QAW: How do you start that conversation as a couple?
AWC: The first step is actually building a vision. What’s amazing to me is that most people still think of it as merging two careers rather than designing a life together. What’s the life that we want to build? What are our goals, our mission? What are we going to prioritize? Is it family, is it children, is it work? What is it that we are trying to design? And then people can become a little more creative, and a bit more understanding of one another’s priorities. It’s a very different life plan.
QAW: What does it mean to be truly supportive of a partner’s career?
AWC: To be curious, interested, and celebratory of the other person’s successes. If there’s any hint of minimizing or avoiding, any hint of competitive positioning or self-esteem issues in the other person, then that’s a real red flag.
QAW: It seems we’re at a point where we all want to challenge all the old models—with women wanting more at work and men wanting to be more involved at home—but the models don’t easily accommodate these things.
AWC: Companies are still designed for men to be breadwinners and for women to become as much like men as possible if they want to succeed. So you have to understand that you’re not going to be assisted or applauded by the systems currently in place. Companies are 24/7 all the time, and so are families. Parenting expectations have gone through the roof. We spend more time on parenting now than we did 30 years ago when there was one parent at home. So we’re a little out of control on the parent perfectionism, too.
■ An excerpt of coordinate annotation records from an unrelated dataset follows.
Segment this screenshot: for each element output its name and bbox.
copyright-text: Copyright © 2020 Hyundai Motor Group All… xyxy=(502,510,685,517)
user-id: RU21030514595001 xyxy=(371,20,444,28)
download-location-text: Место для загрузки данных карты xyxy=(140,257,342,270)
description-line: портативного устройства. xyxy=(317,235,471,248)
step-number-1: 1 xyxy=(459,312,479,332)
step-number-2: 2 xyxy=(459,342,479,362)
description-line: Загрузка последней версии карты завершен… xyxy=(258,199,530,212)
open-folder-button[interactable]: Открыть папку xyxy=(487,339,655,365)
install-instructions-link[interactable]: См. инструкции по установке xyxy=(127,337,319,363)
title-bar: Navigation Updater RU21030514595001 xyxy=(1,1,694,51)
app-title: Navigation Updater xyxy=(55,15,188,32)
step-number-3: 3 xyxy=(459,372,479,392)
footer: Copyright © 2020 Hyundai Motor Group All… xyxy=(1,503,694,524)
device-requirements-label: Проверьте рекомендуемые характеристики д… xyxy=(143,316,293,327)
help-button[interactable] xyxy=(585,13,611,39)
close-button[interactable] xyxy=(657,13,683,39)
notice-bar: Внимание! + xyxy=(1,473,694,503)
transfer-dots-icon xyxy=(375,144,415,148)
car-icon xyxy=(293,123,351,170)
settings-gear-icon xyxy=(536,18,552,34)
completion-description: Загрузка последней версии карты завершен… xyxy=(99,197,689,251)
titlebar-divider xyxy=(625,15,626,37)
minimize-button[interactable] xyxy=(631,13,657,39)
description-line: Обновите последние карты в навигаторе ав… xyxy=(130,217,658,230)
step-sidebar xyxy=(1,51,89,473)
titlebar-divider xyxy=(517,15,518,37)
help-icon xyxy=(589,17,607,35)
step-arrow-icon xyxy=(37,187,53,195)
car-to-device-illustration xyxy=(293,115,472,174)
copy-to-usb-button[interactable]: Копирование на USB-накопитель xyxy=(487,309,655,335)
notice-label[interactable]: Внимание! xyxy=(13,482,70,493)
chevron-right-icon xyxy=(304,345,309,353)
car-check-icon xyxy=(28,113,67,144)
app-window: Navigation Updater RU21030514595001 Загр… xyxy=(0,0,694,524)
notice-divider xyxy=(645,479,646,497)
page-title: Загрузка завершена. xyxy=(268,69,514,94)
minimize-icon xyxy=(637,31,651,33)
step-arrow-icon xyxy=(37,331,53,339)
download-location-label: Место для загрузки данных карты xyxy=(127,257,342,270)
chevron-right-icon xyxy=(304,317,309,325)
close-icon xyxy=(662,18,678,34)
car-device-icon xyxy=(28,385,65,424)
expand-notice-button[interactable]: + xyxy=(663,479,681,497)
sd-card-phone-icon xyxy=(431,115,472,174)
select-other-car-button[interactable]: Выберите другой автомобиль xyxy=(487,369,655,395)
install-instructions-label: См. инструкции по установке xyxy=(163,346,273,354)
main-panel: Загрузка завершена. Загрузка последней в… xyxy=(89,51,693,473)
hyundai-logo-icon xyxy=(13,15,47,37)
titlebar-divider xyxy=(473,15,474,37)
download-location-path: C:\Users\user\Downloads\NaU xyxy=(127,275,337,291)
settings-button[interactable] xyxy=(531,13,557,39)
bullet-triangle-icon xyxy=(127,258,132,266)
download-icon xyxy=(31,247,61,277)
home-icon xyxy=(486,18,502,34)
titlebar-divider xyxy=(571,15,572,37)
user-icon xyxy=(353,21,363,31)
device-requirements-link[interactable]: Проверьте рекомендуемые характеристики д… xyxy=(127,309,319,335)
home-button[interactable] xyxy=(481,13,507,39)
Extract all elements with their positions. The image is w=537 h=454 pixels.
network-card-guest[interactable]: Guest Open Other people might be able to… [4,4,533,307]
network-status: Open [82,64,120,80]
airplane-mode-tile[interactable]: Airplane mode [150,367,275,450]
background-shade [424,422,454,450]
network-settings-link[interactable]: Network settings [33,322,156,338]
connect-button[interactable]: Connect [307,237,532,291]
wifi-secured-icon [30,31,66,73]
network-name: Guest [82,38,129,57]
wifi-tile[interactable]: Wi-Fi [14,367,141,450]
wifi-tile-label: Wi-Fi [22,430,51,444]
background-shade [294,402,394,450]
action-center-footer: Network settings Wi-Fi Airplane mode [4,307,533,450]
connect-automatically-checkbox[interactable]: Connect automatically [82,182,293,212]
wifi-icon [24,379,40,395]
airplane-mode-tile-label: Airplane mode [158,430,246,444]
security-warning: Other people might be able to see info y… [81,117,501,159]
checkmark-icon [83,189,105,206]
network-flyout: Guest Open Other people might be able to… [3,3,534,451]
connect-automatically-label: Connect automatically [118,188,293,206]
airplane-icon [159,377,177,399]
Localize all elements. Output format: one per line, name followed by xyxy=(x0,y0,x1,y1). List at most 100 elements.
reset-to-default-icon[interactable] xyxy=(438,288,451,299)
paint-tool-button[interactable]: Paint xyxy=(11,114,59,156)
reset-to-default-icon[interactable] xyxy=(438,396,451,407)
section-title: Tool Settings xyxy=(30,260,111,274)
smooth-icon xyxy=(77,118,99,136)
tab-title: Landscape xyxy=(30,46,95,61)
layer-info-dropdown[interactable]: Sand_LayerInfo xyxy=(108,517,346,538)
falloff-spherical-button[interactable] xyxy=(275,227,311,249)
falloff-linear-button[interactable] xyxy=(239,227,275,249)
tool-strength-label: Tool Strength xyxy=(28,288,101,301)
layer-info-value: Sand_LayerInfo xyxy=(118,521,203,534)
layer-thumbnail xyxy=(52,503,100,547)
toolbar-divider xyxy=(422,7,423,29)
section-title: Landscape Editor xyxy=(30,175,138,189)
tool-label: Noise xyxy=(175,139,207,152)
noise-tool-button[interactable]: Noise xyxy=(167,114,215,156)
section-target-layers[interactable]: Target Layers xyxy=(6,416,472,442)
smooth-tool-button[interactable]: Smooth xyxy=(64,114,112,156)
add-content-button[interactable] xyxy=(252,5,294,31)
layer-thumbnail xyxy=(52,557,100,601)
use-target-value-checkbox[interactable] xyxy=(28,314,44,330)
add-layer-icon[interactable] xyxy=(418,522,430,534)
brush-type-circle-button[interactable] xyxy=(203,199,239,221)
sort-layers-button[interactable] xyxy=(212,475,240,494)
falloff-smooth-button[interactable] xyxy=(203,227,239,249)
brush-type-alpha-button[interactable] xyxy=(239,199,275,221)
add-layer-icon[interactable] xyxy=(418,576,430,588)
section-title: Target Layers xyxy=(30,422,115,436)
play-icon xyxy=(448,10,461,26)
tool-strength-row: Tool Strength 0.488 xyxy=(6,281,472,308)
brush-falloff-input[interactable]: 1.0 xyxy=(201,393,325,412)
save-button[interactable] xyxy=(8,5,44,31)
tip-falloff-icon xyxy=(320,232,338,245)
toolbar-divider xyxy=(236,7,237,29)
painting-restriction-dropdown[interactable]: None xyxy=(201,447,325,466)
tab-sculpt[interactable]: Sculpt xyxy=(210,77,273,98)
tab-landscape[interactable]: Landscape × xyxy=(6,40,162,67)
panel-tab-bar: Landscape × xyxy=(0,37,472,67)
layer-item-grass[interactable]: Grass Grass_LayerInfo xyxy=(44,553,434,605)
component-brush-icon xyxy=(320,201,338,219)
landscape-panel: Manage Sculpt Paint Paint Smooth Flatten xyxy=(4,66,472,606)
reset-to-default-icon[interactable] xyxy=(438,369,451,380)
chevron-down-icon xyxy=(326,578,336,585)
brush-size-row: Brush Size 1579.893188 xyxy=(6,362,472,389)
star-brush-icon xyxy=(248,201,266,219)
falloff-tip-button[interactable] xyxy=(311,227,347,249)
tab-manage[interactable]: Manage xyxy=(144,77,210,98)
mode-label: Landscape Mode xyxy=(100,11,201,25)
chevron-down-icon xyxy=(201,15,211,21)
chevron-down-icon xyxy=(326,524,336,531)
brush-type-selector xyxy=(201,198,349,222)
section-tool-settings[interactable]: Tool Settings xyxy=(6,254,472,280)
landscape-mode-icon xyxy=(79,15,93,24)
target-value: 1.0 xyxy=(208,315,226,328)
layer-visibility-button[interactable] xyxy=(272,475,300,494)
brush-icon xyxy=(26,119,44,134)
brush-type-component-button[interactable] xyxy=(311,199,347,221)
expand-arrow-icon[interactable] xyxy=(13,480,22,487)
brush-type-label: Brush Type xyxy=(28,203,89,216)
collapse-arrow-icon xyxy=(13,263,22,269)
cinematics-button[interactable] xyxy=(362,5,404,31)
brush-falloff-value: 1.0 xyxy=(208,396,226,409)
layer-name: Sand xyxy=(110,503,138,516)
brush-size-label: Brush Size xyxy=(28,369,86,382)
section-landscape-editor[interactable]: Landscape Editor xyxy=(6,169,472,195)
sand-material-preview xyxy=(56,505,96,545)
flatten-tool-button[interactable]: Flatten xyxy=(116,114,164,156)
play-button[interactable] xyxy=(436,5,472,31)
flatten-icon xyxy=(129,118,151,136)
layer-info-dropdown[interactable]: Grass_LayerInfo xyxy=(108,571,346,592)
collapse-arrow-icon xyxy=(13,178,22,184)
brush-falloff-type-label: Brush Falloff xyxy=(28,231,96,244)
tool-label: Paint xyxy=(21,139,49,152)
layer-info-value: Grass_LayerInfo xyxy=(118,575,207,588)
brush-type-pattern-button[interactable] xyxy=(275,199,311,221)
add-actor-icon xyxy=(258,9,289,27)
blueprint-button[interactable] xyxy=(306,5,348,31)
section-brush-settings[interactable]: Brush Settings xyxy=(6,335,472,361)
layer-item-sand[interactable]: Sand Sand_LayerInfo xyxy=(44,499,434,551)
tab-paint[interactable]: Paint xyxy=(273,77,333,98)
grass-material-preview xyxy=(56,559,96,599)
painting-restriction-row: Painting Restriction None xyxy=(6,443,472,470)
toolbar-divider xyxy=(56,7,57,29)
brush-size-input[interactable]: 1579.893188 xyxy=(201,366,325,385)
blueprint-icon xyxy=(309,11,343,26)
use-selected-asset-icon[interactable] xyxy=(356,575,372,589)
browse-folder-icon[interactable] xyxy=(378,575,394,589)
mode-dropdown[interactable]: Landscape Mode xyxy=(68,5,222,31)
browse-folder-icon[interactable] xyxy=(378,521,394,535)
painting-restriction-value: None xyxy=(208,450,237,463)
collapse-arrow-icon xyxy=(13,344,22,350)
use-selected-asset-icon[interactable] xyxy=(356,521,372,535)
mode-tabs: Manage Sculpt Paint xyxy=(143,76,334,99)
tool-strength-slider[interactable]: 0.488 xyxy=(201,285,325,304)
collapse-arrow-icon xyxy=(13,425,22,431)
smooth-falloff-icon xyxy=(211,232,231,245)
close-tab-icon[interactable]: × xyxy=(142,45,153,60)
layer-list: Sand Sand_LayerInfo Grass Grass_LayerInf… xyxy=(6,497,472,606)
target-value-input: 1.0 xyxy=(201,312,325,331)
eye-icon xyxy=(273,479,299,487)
Men are really getting the fatherhood thing. They love it. Fatherhood is one of the great accomplishments of this generation. But I think our focus on children is at the cost of couplehood. Demoting your couple to the bottom of the pile in order to do this family stuff is dangerous. I would put couples as the founding bedrock of both career and family. The expectations we put on a couple—love, sex, best friend, everything forever, blah blah blah—and the time, attention and effort we put into that unit isn’t aligned. If you had the same kind of expectations of a team, you’d be investing hugely in that team.
QAW: I’ve just realized that I have a more structured check-in schedule with my manager than with my spouse. And if you were to ask me who plays a bigger role in my life, I’d certainly say the reverse.
AWC: Isn’t that amazing? And why don’t we think of that? This idea we all have that there’s something natural about relationships, you’re supposed to do it “naturally”—well, there’s nothing natural about any of this stuff.
QAW: And then life throws so many unexpected things at you: promotions, moves, job losses, children, children’s special needs. So how much can you and your partner really plan in advance?
AWC: People always say, “Oh, you can’t plan.” But every company plans. They have an annual plan, a three-year plan, a long-term plan. Plans change. They get thrown up in the air. Then you plan again and you adjust.
The purpose of planning isn’t that you have something to rigidly adhere to. It’s to have a conversation about your values, mission, and general goals. Because that is where couples fall into trouble. They make assumptions about all of these things when what you need is courageous conversations every month, every year. And it has to be reviewed. I was just talking to a couple that takes off one day every six months to work on their relationship.
QAW: They do an off-site!
AWC: An away day! They have an intentional away day, as a couple. I’m a believer in monthly structured listening exercises: Each person has a time to talk, the other person has to repeat back what they heard and isn’t allowed to interrupt. Schedule a time every single month for short-term management of emotions, questions, and disagreements about the day-to-day stuff, and biannual deeper reviews.
You’re trying to run a pretty complex system with lots of changes and unpredictability, and you think you’re going to just figure it out as you go along? Its naïve to think we can survive that. It’s pretty surprising that we do as well as we do.